Intervention du dernier avion pour l’évacuation des blessés sur la piste de Dien Bien Phu (Navarre, 1956, p. 224). La piste est désormais totalement impraticable dans le sens des départs.
A Hanoi, Les officiers sortant de l’École de cadres prêtent serment de fidélité à Bao Daï. Ce dernier quitte la ville à 14 h 30 (Pouget, 2024, p. 465).
Lettre de Navarre à Ély. Après avoir constaté la piètre tenue « des bataillons T.D.K.Q. [Trung Doan Kuin Quan] lorsqu’ils ne sont pas chez eux », il ajoute : « Il est certain que, si sceptique que j’ai été quand M. Pleven me demandait mon avis sur les possibilités des Vietnamiens de nous relever dans un délai rapide, je surévaluais encore ces possibilités. Ils sont incapables de faire quoi que ce soit avant plusieurs années […] » (cité in Rocolle, 1968, p. 412, note 72). L’un des volets important du « plan Navarre » prend donc l’eau…

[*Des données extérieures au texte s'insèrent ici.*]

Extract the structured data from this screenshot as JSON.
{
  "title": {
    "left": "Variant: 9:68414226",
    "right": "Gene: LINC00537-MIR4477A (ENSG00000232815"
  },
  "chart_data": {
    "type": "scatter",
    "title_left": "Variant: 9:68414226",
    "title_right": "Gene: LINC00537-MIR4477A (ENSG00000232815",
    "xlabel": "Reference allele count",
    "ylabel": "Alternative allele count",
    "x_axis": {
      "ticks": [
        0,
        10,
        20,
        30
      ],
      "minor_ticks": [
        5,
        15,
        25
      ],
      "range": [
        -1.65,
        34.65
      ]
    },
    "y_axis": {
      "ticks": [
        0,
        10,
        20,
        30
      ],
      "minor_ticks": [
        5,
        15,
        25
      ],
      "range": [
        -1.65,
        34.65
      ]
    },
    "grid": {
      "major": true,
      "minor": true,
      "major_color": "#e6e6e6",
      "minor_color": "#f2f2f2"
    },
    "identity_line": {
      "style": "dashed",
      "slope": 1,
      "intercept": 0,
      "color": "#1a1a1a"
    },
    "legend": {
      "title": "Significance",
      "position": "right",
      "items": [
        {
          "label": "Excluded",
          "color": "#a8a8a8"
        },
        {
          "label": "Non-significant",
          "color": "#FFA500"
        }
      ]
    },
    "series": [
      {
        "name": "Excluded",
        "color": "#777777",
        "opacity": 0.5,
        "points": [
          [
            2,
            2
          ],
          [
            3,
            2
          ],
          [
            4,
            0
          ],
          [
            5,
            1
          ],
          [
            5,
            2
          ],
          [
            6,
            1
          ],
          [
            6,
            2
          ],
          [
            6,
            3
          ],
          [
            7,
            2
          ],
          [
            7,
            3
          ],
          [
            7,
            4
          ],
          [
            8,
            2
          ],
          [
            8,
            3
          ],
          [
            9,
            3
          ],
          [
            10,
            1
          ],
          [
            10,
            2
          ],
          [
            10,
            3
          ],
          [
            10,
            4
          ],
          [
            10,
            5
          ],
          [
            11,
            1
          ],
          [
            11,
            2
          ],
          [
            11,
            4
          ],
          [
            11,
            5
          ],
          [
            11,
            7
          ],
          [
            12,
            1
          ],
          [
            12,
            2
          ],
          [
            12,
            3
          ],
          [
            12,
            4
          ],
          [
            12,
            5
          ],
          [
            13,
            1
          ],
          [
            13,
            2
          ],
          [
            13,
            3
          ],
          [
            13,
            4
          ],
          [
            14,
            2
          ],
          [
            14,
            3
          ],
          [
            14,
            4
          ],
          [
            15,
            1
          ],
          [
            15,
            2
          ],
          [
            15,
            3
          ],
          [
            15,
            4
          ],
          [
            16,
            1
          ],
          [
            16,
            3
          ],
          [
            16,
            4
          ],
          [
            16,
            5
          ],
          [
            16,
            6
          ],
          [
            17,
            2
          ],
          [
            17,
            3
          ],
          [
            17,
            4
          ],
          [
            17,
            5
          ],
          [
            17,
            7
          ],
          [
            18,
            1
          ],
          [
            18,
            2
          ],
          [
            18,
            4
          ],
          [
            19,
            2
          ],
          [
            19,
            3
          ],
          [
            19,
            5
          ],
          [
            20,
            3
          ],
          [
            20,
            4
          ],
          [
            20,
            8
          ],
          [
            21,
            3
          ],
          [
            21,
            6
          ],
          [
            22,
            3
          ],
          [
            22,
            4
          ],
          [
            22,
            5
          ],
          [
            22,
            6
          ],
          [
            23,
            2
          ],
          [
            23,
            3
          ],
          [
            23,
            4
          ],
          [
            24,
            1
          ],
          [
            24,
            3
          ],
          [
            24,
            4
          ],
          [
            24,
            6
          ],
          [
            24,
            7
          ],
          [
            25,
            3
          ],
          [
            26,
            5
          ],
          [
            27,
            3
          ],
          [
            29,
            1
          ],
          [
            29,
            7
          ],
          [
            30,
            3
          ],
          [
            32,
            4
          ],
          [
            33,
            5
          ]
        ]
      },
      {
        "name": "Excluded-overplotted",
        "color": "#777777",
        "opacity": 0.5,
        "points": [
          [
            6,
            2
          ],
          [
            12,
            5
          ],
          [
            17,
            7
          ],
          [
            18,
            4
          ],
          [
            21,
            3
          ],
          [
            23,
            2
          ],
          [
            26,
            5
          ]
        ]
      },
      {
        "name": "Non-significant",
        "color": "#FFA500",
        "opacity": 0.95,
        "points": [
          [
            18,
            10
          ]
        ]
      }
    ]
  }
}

Navarre écrit à De Castries qui est étonné que, depuis le 23 mars, aucun hélicoptère sanitaire ne se soit posé : « Je comprends votre inquiétude […] Je vais tout faire […] Mais il ne faut pas se dissimuler que c’est très difficile […] Il n’est pas certain non plus que le haut-commandement VM, au quel j’ai demandé l’autorisation de m’adresser, accepte un accord sur les évacuations. Je sais que c’est très dur, mais c’est une chose qu’il faut regarder en face. Cela ne soit pas conduire ni éveiller dans leur esprit l’idée de rendre la place. Keller [ancien chef d’état-major du G.O.N.O. rentré à Hanoi] me dit que certains (des aumôniers notamment) envisagent cette chose. Il faut couper court à de telles pensées, au besoin en étant très dur. » (cité in Pouget, 2024, p. 466)
A 18 h 30, Jacquet télégraphie à Navarre : « Avec l’autorisation expresse du président du Conseil, je vous autorise à lancer ce message [à Giap au sujet de l’évacuation des blessés, voir 18 mars). » (Pouget, 2024, p. 466)
A Washington, un procès-verbal est signé entre Radford et Ély à l’issue de la venue de ce dernier aux U.S.A. Il ne révèle aucun engagement américain précis, n’évoquant même pas la situation à Dien Bien Phu. Tout se focalise pour les Américains sur une éventuelle intervention chinoise. S’ils n’interviennent pas directement, les Américains ne bougeront pas. La poursuite de malentendus entre les deux hommes continue (De Folin, 1993, p. 249). Déçu, Ély ne mentionnera d’ailleurs ce procès-verbal que d’une phrase laconique dans ses mémoires (Ély, 1964, p. 77). Retour d’Ély à Paris.
Nuit du 26 au 27 mars 54 : 2 Dakota parviennent à évacuer 29 blessés (Pouget, 2024, p. 467).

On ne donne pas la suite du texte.